Ni procès ni apologie du prix unique, cet ouvrage a le mérite de remettre en cause un certain nombre d'idées reçues, condition essentielle pour avancer dans le débat sur le prix unique du livre remis en cause avec l'apparition des nouvelles technologies.

 Depuis 1981, le livre bénéficie de la loi sur le prix unique : c'est l'éditeur qui fixe le prix de vente au détail de chaque ouvrage, qui doit être respecté par les détaillants à plus ou moins 5 %. Le principal objectif de cette mesure est de limiter la concurrence entre les détaillants, notamment entre les grandes surfaces culturelles de type Fnac ou Virgin et les librairies traditionnelles. Selon le texte de la loi sur le prix unique du livre, cette limitation de la concurrence aurait pour effet de préserver à la fois la " qualité " et la " diversité " de l'offre : deux notions assez floues fortement imprégnées de subjectivité. Le but de cette étude est de s'interroger sur l'efficacité de cette loi, définie comme une " véritable colonne vertébrale définissant les rapports entre les différents acteurs " (p. 12), à remplir ces objectifs en portant un regard sur l'évolution du marché du livre durant les trois dernières décennies, mais aussi de se demander si le prix unique a toujours une raison d'être à l'heure de l'émergence des nouvelles technologies numériques. Mathieu Perona et Jérôme Pouyet présentent brièvement le fonctionnement du secteur du livre et de ses différents acteurs avant de se focaliser sur les principes et les modalités du prix unique. L'étude se concentre ensuite sur les conséquences qu'a eu cette loi jusqu'à présent sur le marché du livre, puis l'envisage sous l'angle des mutations actuelles en interrogeant son rôle dans l'avenir : ses principes et ses objectifs ne sont-ils pas obsolètes ? Quelles mesures pour le remplacer ? 
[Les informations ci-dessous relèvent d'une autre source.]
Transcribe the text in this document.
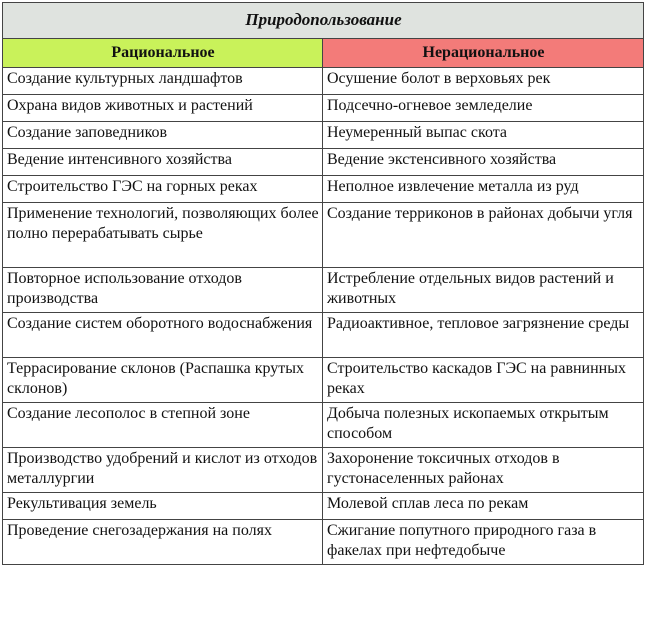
Природопользование	
Рациональное	Нерациональное
Создание культурных ландшафтов	Осушение болот в верховьях рек
Охрана видов животных и растений	Подсечно-огневое земледелие
Создание заповедников	Неумеренный выпас скота
Ведение интенсивного хозяйства	Ведение экстенсивного хозяйства
Строительство ГЭС на горных реках	Неполное извлечение металла из руд
Применение технологий, позволяющих более полно перерабатывать сырье	Создание терриконов в районах добычи угля
Повторное использование отходов производства	Истребление отдельных видов растений и животных
Создание систем оборотного водоснабжения	Радиоактивное, тепловое загрязнение среды
Террасирование склонов (Распашка крутых склонов)	Строительство каскадов ГЭС на равнинных реках
Создание лесополос в степной зоне	Добыча полезных ископаемых открытым способом
Производство удобрений и кислот из отходов металлургии	Захоронение токсичных отходов в густонаселенных районах
Рекультивация земель	Молевой сплав леса по рекам
Проведение снегозадержания на полях	Сжигание попутного природного газа в факелах при нефтедобыче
Malgré la brièveté de l'ouvrage, les auteurs prennent le temps de bien définir leur objet d'étude en rappelant de façon précise en quoi consiste la loi sur le prix unique et l'arrière-plan historique qui a conduit à son instauration. À cette occasion, le rôle primordial et central du libraire est expliqué. C'est son rôle traditionnel de conseil, de prescription et de mise en avant des ouvrages qui est en effet au centre du dispositif puisque c'est ce type de services qui permet d'atteindre un des buts premiers de la loi sur le prix unique : l'accès à une offre éditoriale diversifiée et de qualité, qui passe nécessairement par l'accès du lecteur à de l'information sur les ouvrages disponibles. Ainsi, librairies traditionnelles et grandes surfaces culturelles ne sont plus amenées à se faire concurrence au niveau des prix, mais au niveau du service proposé. En outre, le libraire ayant fourni ce service de conseil auprès du lecteur/acheteur bénéficiera directement de son effort de mise en avant de l'offre puisque ne pouvant pas trouver le livre désiré moins cher ailleurs, le client se fournira chez le commerçant lui ayant conseillé l'ouvrage.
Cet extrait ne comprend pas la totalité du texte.